Freund der Ex-Frau erschossen: 20 Jahre Haft

Am Wiener Landesgericht ist heute ein 36-jähriger Mann wegen Mordes zu 20 Jahren Haft verurteilt worden. Der Mann soll aus Deutschland nach Wien gereist sein und dort den neuen Freund seiner Ex-Frau getötet haben. Das Urteil ist nicht rechtskräftig.

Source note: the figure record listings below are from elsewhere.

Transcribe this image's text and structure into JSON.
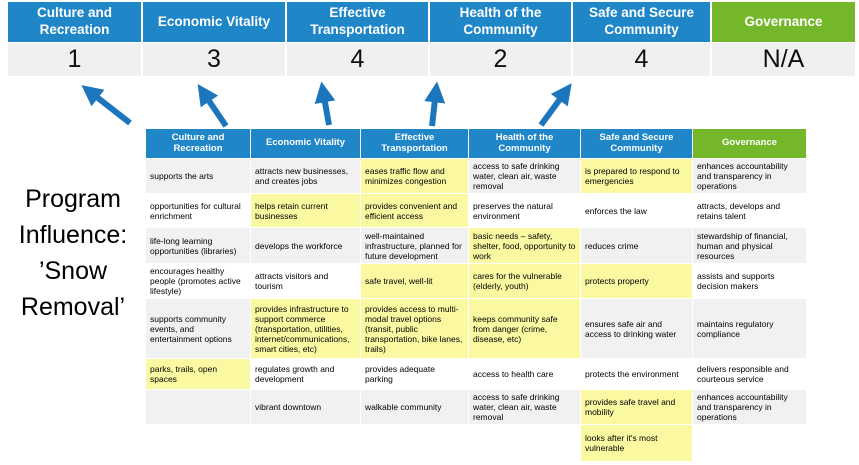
{
  "title": {
    "lines": [
      "Program",
      "Influence:",
      "’Snow",
      "Removal’"
    ],
    "full": "Program Influence: ’Snow Removal’"
  },
  "colors": {
    "header_blue": "#1F86C8",
    "header_green": "#74B72A",
    "highlight_yellow": "#FBF8A2",
    "arrow_blue": "#1B76BE",
    "score_band_gray": "#F0F0F0",
    "row_band_gray": "#F1F1F1"
  },
  "summary": {
    "columns": [
      {
        "label": "Culture and Recreation",
        "score": "1"
      },
      {
        "label": "Economic Vitality",
        "score": "3"
      },
      {
        "label": "Effective Transportation",
        "score": "4"
      },
      {
        "label": "Health of the Community",
        "score": "2"
      },
      {
        "label": "Safe and Secure Community",
        "score": "4"
      },
      {
        "label": "Governance",
        "score": "N/A"
      }
    ]
  },
  "arrows": [
    "up-left-arrow",
    "up-left-arrow",
    "up-arrow",
    "up-arrow",
    "up-right-arrow"
  ],
  "matrix": {
    "headers": [
      "Culture and Recreation",
      "Economic Vitality",
      "Effective Transportation",
      "Health of the Community",
      "Safe and Secure Community",
      "Governance"
    ],
    "rows": [
      [
        {
          "t": "supports the arts",
          "h": false
        },
        {
          "t": "attracts new businesses, and creates jobs",
          "h": false
        },
        {
          "t": "eases traffic flow and minimizes congestion",
          "h": true
        },
        {
          "t": "access to safe drinking water, clean air, waste removal",
          "h": false
        },
        {
          "t": "is prepared to respond to emergencies",
          "h": true
        },
        {
          "t": "enhances accountability and transparency in operations",
          "h": false
        }
      ],
      [
        {
          "t": "opportunities for cultural enrichment",
          "h": false
        },
        {
          "t": "helps retain current businesses",
          "h": true
        },
        {
          "t": "provides convenient and efficient access",
          "h": true
        },
        {
          "t": "preserves the natural environment",
          "h": false
        },
        {
          "t": "enforces the law",
          "h": false
        },
        {
          "t": "attracts, develops and retains talent",
          "h": false
        }
      ],
      [
        {
          "t": "life-long learning opportunities (libraries)",
          "h": false
        },
        {
          "t": "develops the workforce",
          "h": false
        },
        {
          "t": "well-maintained infrastructure, planned for future development",
          "h": false
        },
        {
          "t": "basic needs – safety, shelter, food, opportunity to work",
          "h": true
        },
        {
          "t": "reduces crime",
          "h": false
        },
        {
          "t": "stewardship of financial, human and physical resources",
          "h": false
        }
      ],
      [
        {
          "t": "encourages healthy people (promotes active lifestyle)",
          "h": false
        },
        {
          "t": "attracts visitors and tourism",
          "h": false
        },
        {
          "t": "safe travel, well-lit",
          "h": true
        },
        {
          "t": "cares for the vulnerable (elderly, youth)",
          "h": true
        },
        {
          "t": "protects property",
          "h": true
        },
        {
          "t": "assists and supports decision makers",
          "h": false
        }
      ],
      [
        {
          "t": "supports community events, and entertainment options",
          "h": false
        },
        {
          "t": "provides infrastructure to support commerce (transportation, utilities, internet/communications, smart cities, etc)",
          "h": true
        },
        {
          "t": "provides access to multi-modal travel options (transit, public transportation, bike lanes, trails)",
          "h": true
        },
        {
          "t": "keeps community safe from danger (crime, disease, etc)",
          "h": true
        },
        {
          "t": "ensures safe air and access to drinking water",
          "h": false
        },
        {
          "t": "maintains regulatory compliance",
          "h": false
        }
      ],
      [
        {
          "t": "parks, trails, open spaces",
          "h": true
        },
        {
          "t": "regulates growth and development",
          "h": false
        },
        {
          "t": "provides adequate parking",
          "h": false
        },
        {
          "t": "access to health care",
          "h": false
        },
        {
          "t": "protects the environment",
          "h": false
        },
        {
          "t": "delivers responsible and courteous service",
          "h": false
        }
      ],
      [
        {
          "t": "",
          "h": false
        },
        {
          "t": "vibrant downtown",
          "h": false
        },
        {
          "t": "walkable community",
          "h": false
        },
        {
          "t": "access to safe drinking water, clean air, waste removal",
          "h": false
        },
        {
          "t": "provides safe travel and mobility",
          "h": true
        },
        {
          "t": "enhances accountability and transparency in operations",
          "h": false
        }
      ],
      [
        {
          "t": "",
          "h": false
        },
        {
          "t": "",
          "h": false
        },
        {
          "t": "",
          "h": false
        },
        {
          "t": "",
          "h": false
        },
        {
          "t": "looks after it's most vulnerable",
          "h": true
        },
        {
          "t": "",
          "h": false
        }
      ]
    ]
  }
}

Der anklagekonforme Schuldspruch der Geschworenen fiel einstimmig aus. „Sie haben den Mann geradezu in einem Overkill getötet“, stellte die vorsitzende Richterin in der Urteilsbegründung fest. Die Höchststrafe – lebenslange Haft – sei nur deshalb nicht verhängt worden, weil der Angeklagte bisher unbescholten und tatsachengeständig war, sagte die Richterin. Der 36-Jährige hatte zugegeben, die Schüsse abgefeuert zu haben, hatte sich jedoch in Richtung Totschlag verantwortet. Das Urteil ist nicht rechtskräftig. Verteidiger Rudolf Mayer erbat Bedenkzeit, die Staatsanwältin gab vorerst keine Erklärung ab.

Angeklagter plädierte auf Totschlag

Sein Mandant habe das Opfer – einen 39-jährigen Mann, mit dem die Ehefrau des Angeklagten eine Beziehung eingegangen war, nachdem sie sich von ihrem Mann getrennt hatte – nicht vorsätzlich, sondern in einer allgemein begreiflichen, heftigen Gemütsbewegung getötet, sagte Verteidiger Rudolf Mayer eingangs der Verhandlung.

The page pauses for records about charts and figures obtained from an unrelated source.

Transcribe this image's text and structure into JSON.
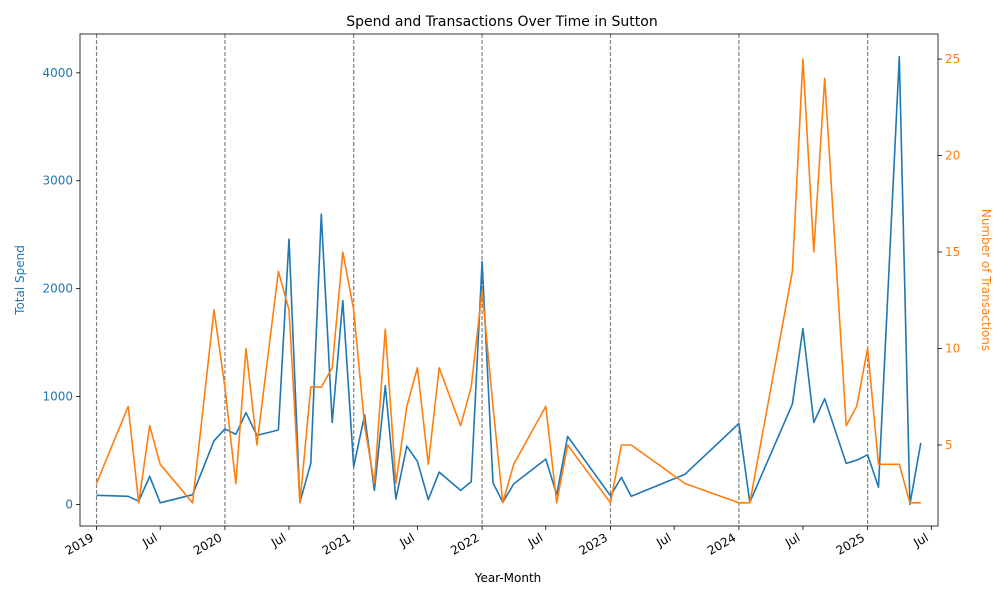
{
  "chart_data": {
    "type": "line",
    "title": "Spend and Transactions Over Time in Sutton",
    "xlabel": "Year-Month",
    "ylabel_left": "Total Spend",
    "ylabel_right": "Number of Transactions",
    "colors": {
      "spend": "#1f77b4",
      "transactions": "#ff7f0e",
      "year_marker": "#808080"
    },
    "x_range": [
      "2018-11-15",
      "2025-07-20"
    ],
    "ylim_left": [
      -200,
      4360
    ],
    "ylim_right": [
      0.8,
      26.3
    ],
    "yticks_left": [
      0,
      1000,
      2000,
      3000,
      4000
    ],
    "yticks_right": [
      5,
      10,
      15,
      20,
      25
    ],
    "x_ticks": [
      {
        "date": "2019-01-01",
        "label": "2019"
      },
      {
        "date": "2019-07-01",
        "label": "Jul"
      },
      {
        "date": "2020-01-01",
        "label": "2020"
      },
      {
        "date": "2020-07-01",
        "label": "Jul"
      },
      {
        "date": "2021-01-01",
        "label": "2021"
      },
      {
        "date": "2021-07-01",
        "label": "Jul"
      },
      {
        "date": "2022-01-01",
        "label": "2022"
      },
      {
        "date": "2022-07-01",
        "label": "Jul"
      },
      {
        "date": "2023-01-01",
        "label": "2023"
      },
      {
        "date": "2023-07-01",
        "label": "Jul"
      },
      {
        "date": "2024-01-01",
        "label": "2024"
      },
      {
        "date": "2024-07-01",
        "label": "Jul"
      },
      {
        "date": "2025-01-01",
        "label": "2025"
      },
      {
        "date": "2025-07-01",
        "label": "Jul"
      }
    ],
    "year_markers": [
      "2019-01-01",
      "2020-01-01",
      "2021-01-01",
      "2022-01-01",
      "2023-01-01",
      "2024-01-01",
      "2025-01-01"
    ],
    "series": [
      {
        "name": "Total Spend",
        "axis": "left",
        "points": [
          [
            "2019-01-01",
            85
          ],
          [
            "2019-04-01",
            75
          ],
          [
            "2019-05-01",
            30
          ],
          [
            "2019-06-01",
            260
          ],
          [
            "2019-07-01",
            15
          ],
          [
            "2019-10-01",
            90
          ],
          [
            "2019-12-01",
            590
          ],
          [
            "2020-01-01",
            700
          ],
          [
            "2020-02-01",
            650
          ],
          [
            "2020-03-01",
            850
          ],
          [
            "2020-04-01",
            640
          ],
          [
            "2020-06-01",
            690
          ],
          [
            "2020-07-01",
            2460
          ],
          [
            "2020-08-01",
            20
          ],
          [
            "2020-09-01",
            380
          ],
          [
            "2020-10-01",
            2690
          ],
          [
            "2020-11-01",
            760
          ],
          [
            "2020-12-01",
            1890
          ],
          [
            "2021-01-01",
            350
          ],
          [
            "2021-02-01",
            830
          ],
          [
            "2021-03-01",
            130
          ],
          [
            "2021-04-01",
            1100
          ],
          [
            "2021-05-01",
            50
          ],
          [
            "2021-06-01",
            540
          ],
          [
            "2021-07-01",
            400
          ],
          [
            "2021-08-01",
            45
          ],
          [
            "2021-09-01",
            300
          ],
          [
            "2021-11-01",
            130
          ],
          [
            "2021-12-01",
            210
          ],
          [
            "2022-01-01",
            2250
          ],
          [
            "2022-02-01",
            200
          ],
          [
            "2022-03-01",
            20
          ],
          [
            "2022-04-01",
            190
          ],
          [
            "2022-07-01",
            420
          ],
          [
            "2022-08-01",
            90
          ],
          [
            "2022-09-01",
            630
          ],
          [
            "2023-01-01",
            80
          ],
          [
            "2023-02-01",
            250
          ],
          [
            "2023-03-01",
            75
          ],
          [
            "2023-08-01",
            280
          ],
          [
            "2024-01-01",
            750
          ],
          [
            "2024-02-01",
            20
          ],
          [
            "2024-06-01",
            930
          ],
          [
            "2024-07-01",
            1630
          ],
          [
            "2024-08-01",
            760
          ],
          [
            "2024-09-01",
            980
          ],
          [
            "2024-11-01",
            380
          ],
          [
            "2024-12-01",
            410
          ],
          [
            "2025-01-01",
            460
          ],
          [
            "2025-02-01",
            160
          ],
          [
            "2025-04-01",
            4150
          ],
          [
            "2025-05-01",
            0
          ],
          [
            "2025-06-01",
            570
          ]
        ]
      },
      {
        "name": "Number of Transactions",
        "axis": "right",
        "points": [
          [
            "2019-01-01",
            3
          ],
          [
            "2019-04-01",
            7
          ],
          [
            "2019-05-01",
            2
          ],
          [
            "2019-06-01",
            6
          ],
          [
            "2019-07-01",
            4
          ],
          [
            "2019-10-01",
            2
          ],
          [
            "2019-12-01",
            12
          ],
          [
            "2020-01-01",
            8
          ],
          [
            "2020-02-01",
            3
          ],
          [
            "2020-03-01",
            10
          ],
          [
            "2020-04-01",
            5
          ],
          [
            "2020-06-01",
            14
          ],
          [
            "2020-07-01",
            12
          ],
          [
            "2020-08-01",
            2
          ],
          [
            "2020-09-01",
            8
          ],
          [
            "2020-10-01",
            8
          ],
          [
            "2020-11-01",
            9
          ],
          [
            "2020-12-01",
            15
          ],
          [
            "2021-01-01",
            12
          ],
          [
            "2021-02-01",
            6
          ],
          [
            "2021-03-01",
            3
          ],
          [
            "2021-04-01",
            11
          ],
          [
            "2021-05-01",
            3
          ],
          [
            "2021-06-01",
            7
          ],
          [
            "2021-07-01",
            9
          ],
          [
            "2021-08-01",
            4
          ],
          [
            "2021-09-01",
            9
          ],
          [
            "2021-11-01",
            6
          ],
          [
            "2021-12-01",
            8
          ],
          [
            "2022-01-01",
            13
          ],
          [
            "2022-02-01",
            7
          ],
          [
            "2022-03-01",
            2
          ],
          [
            "2022-04-01",
            4
          ],
          [
            "2022-07-01",
            7
          ],
          [
            "2022-08-01",
            2
          ],
          [
            "2022-09-01",
            5
          ],
          [
            "2023-01-01",
            2
          ],
          [
            "2023-02-01",
            5
          ],
          [
            "2023-03-01",
            5
          ],
          [
            "2023-08-01",
            3
          ],
          [
            "2024-01-01",
            2
          ],
          [
            "2024-02-01",
            2
          ],
          [
            "2024-06-01",
            14
          ],
          [
            "2024-07-01",
            25
          ],
          [
            "2024-08-01",
            15
          ],
          [
            "2024-09-01",
            24
          ],
          [
            "2024-11-01",
            6
          ],
          [
            "2024-12-01",
            7
          ],
          [
            "2025-01-01",
            10
          ],
          [
            "2025-02-01",
            4
          ],
          [
            "2025-04-01",
            4
          ],
          [
            "2025-05-01",
            2
          ],
          [
            "2025-06-01",
            2
          ]
        ]
      }
    ]
  }
}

„Dass er geschossen hat, steht fest“, hielt Mayer fest. Der 36 Jahre alte Schütze habe sich „typisch für jemanden, der durchdreht“ verhalten: „Das ist ein klassischer Fall von Wut und Verzweiflung, wo jemand etwas macht, der noch nie etwas Böses in seinem Leben gemacht hat. Das ist wirklich ein Totschlag, wie er im Lehrbuch steht. In ihm hat sich Wut und Hass aufgestaut, gemischt mit Verzweiflung.“ Sein Mandant sei „kein kaltblütiger Mörder“, meinte Mayer.

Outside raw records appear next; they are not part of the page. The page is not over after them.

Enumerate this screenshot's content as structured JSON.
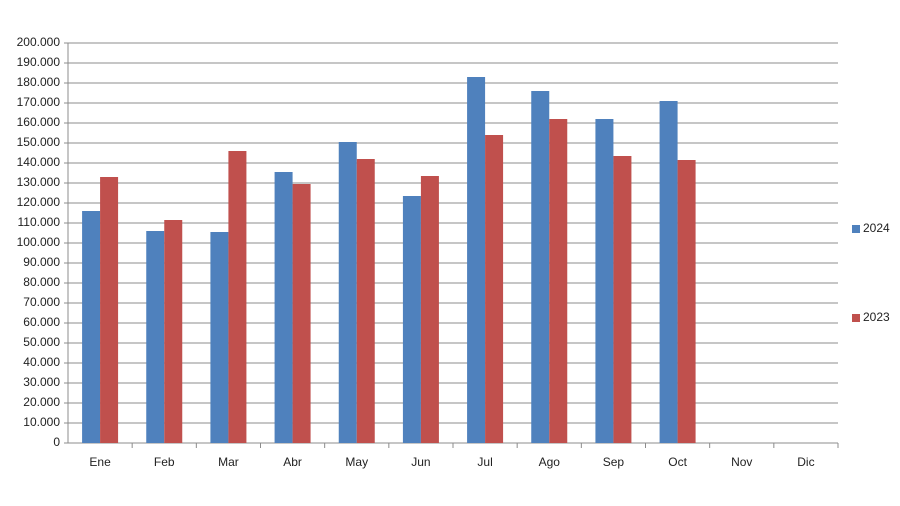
{
  "chart_data": {
    "type": "bar",
    "categories": [
      "Ene",
      "Feb",
      "Mar",
      "Abr",
      "May",
      "Jun",
      "Jul",
      "Ago",
      "Sep",
      "Oct",
      "Nov",
      "Dic"
    ],
    "series": [
      {
        "name": "2024",
        "color": "#4f81bd",
        "values": [
          116000,
          106000,
          105500,
          135500,
          150500,
          123500,
          183000,
          176000,
          162000,
          171000,
          null,
          null
        ]
      },
      {
        "name": "2023",
        "color": "#c0504d",
        "values": [
          133000,
          111500,
          146000,
          129500,
          142000,
          133500,
          154000,
          162000,
          143500,
          141500,
          null,
          null
        ]
      }
    ],
    "ylim": [
      0,
      200000
    ],
    "yticks": [
      0,
      {
        "value": 10000,
        "label": "10.000"
      },
      {
        "value": 20000,
        "label": "20.000"
      },
      {
        "value": 30000,
        "label": "30.000"
      },
      {
        "value": 40000,
        "label": "40.000"
      },
      {
        "value": 50000,
        "label": "50.000"
      },
      {
        "value": 60000,
        "label": "60.000"
      },
      {
        "value": 70000,
        "label": "70.000"
      },
      {
        "value": 80000,
        "label": "80.000"
      },
      {
        "value": 90000,
        "label": "90.000"
      },
      {
        "value": 100000,
        "label": "100.000"
      },
      {
        "value": 110000,
        "label": "110.000"
      },
      {
        "value": 120000,
        "label": "120.000"
      },
      {
        "value": 130000,
        "label": "130.000"
      },
      {
        "value": 140000,
        "label": "140.000"
      },
      {
        "value": 150000,
        "label": "150.000"
      },
      {
        "value": 160000,
        "label": "160.000"
      },
      {
        "value": 170000,
        "label": "170.000"
      },
      {
        "value": 180000,
        "label": "180.000"
      },
      {
        "value": 190000,
        "label": "190.000"
      },
      {
        "value": 200000,
        "label": "200.000"
      }
    ],
    "grid": true,
    "legend": "right"
  }
}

Sechs Schüsse auf das Opfer

Genau davon geht allerdings die Staatsanwaltschaft aus. „Getrieben von seiner Eifersucht, weil sich seine Ehegattin von ihm getrennt hatte und eine neue Beziehung eingegangen war, reiste der Angeklagte unter Mitnahme einer Faustfeuerwaffe nach Wien, um das Opfer aufzusuchen und zu töten“, heißt es in der Anklageschrift. Der aus der Türkei stammende Angeklagte begab sich am 23. Februar 2022 zur Wohnung des 39-Jährigen in der Troststraße in Wien-Favoriten, zog eine Faustfeuerwaffe und schoss dem Opfer laut Anklage sechsmal in den Oberkörper, davon zweimal ins Herz.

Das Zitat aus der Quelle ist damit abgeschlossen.